Stumbling on Happiness
by Daniel Todd Gilbert
Narrated by Daniel Gilbert
Why You'll Love This
Gilbert spent his career proving humans are spectacularly bad at predicting their own happiness — and he narrates this revelation with barely contained glee.
- Great if you want: science that reframes how you make decisions about your future
- Listening experience: brisk and witty — closer to a long conversation than a lecture
- Narration: author-narrated; Gilbert's dry delivery lands every joke exactly right
- Skip if: you want actionable happiness tips, not just fascinating science
About This Book
Stumbling on Happiness is Harvard psychologist Daniel Gilbert's investigation into why human beings are so consistently wrong about what will make them happy.

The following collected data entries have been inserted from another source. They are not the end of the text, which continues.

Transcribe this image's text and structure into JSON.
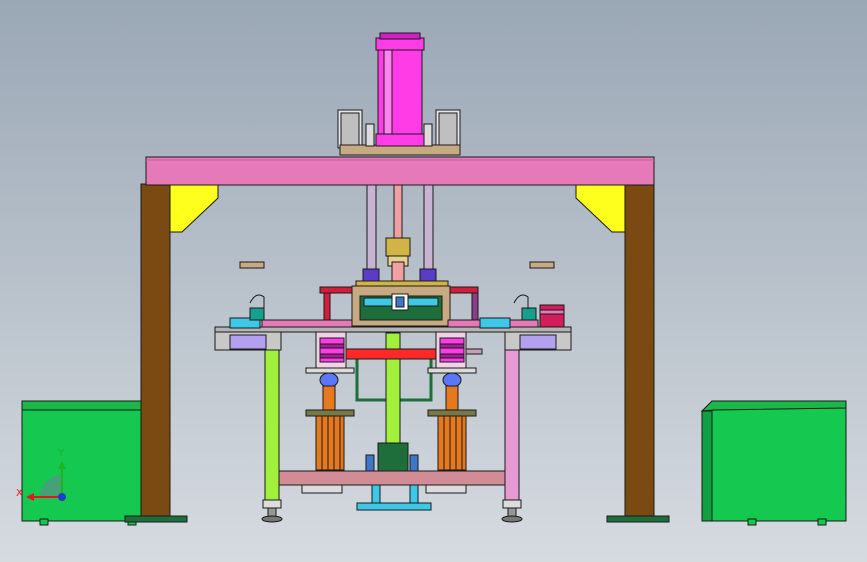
{
  "viewport": {
    "background_top": "#9aa7b5",
    "background_bottom": "#d6dbe0"
  },
  "triad": {
    "x_label": "X",
    "y_label": "Y",
    "x_color": "#e8141e",
    "y_color": "#1eb41e",
    "z_color": "#1e3cd2"
  },
  "colors": {
    "frame_pink": "#e67ab9",
    "post_brown": "#7a4a12",
    "gusset_yellow": "#ffff1e",
    "cabinet_green": "#14c850",
    "cylinder_magenta": "#ff3ce6",
    "leg_lime": "#a0f03c",
    "leg_pink": "#e69ad2",
    "bar_red": "#ff2828",
    "cyan": "#3cc8e6",
    "orange": "#e6781e",
    "olive": "#787846",
    "plate_tan": "#c8aa82",
    "dark_green": "#1e6e3c",
    "lavender": "#b4a0f0",
    "blue_disc": "#5a78ff",
    "gold": "#d2b446"
  }
}
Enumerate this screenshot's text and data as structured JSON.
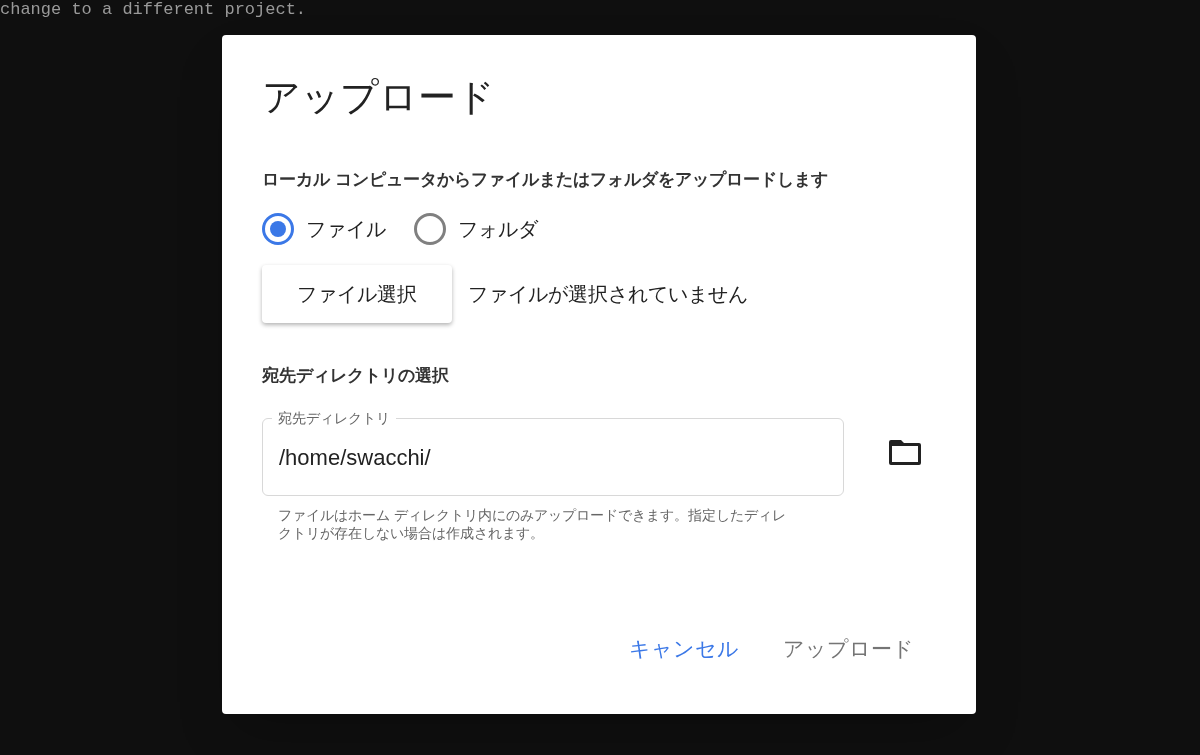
{
  "terminal": {
    "text": "change to a different project."
  },
  "dialog": {
    "title": "アップロード",
    "description": "ローカル コンピュータからファイルまたはフォルダをアップロードします",
    "upload_type": [
      {
        "label": "ファイル",
        "selected": true
      },
      {
        "label": "フォルダ",
        "selected": false
      }
    ],
    "choose_button": "ファイル選択",
    "file_status": "ファイルが選択されていません",
    "destination_heading": "宛先ディレクトリの選択",
    "destination_field": {
      "label": "宛先ディレクトリ",
      "value": "/home/swacchi/"
    },
    "helper_text": "ファイルはホーム ディレクトリ内にのみアップロードできます。指定したディレクトリが存在しない場合は作成されます。",
    "actions": [
      {
        "label": "キャンセル",
        "disabled": false
      },
      {
        "label": "アップロード",
        "disabled": true
      }
    ]
  }
}
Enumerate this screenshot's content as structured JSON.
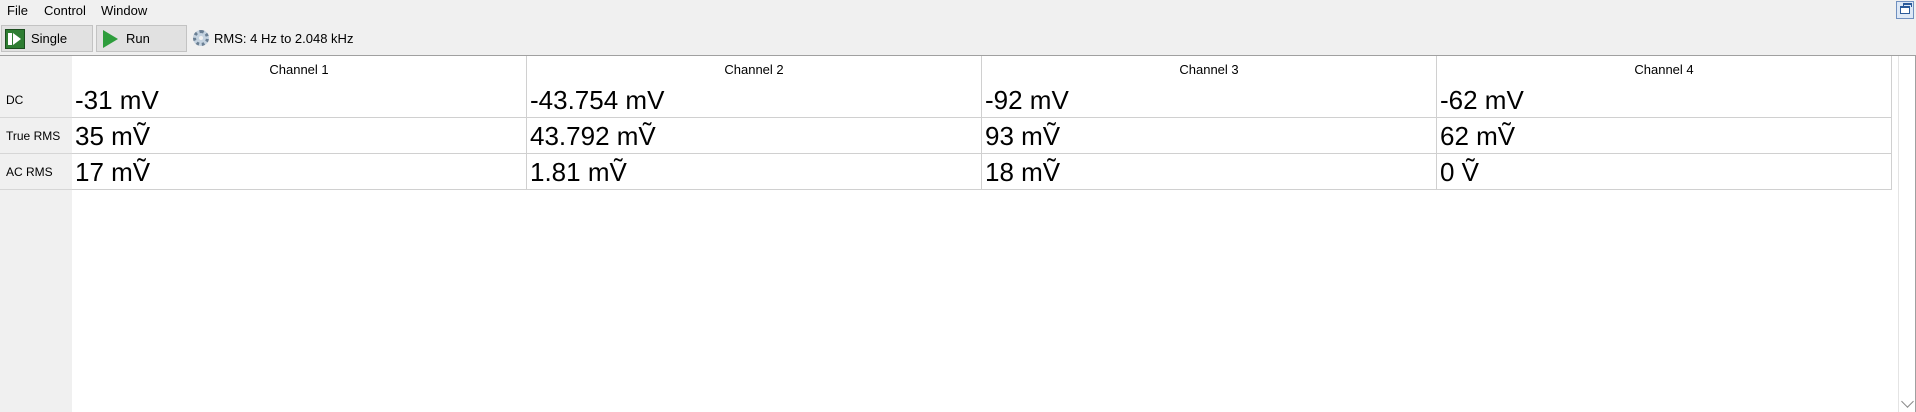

Drawing on decades of research in affective forecasting, Gilbert identifies the specific cognitive errors that cause people to misimagine future emotional states — errors that are systematic enough to be almost universal. The book is written with the wit and accessibility of someone who believes scientific findings should not require a specialist audience.
Gilbert reads his own book, and the result is exactly what his prose style promises — funny, precise, and genuinely illuminating. His timing as a narrator reflects his comfort with public intellectual performance, and the personal investment in the material comes through in every anecdote. At just under seven and a half hours the audiobook is ideally paced for material that rewards deliberate engagement.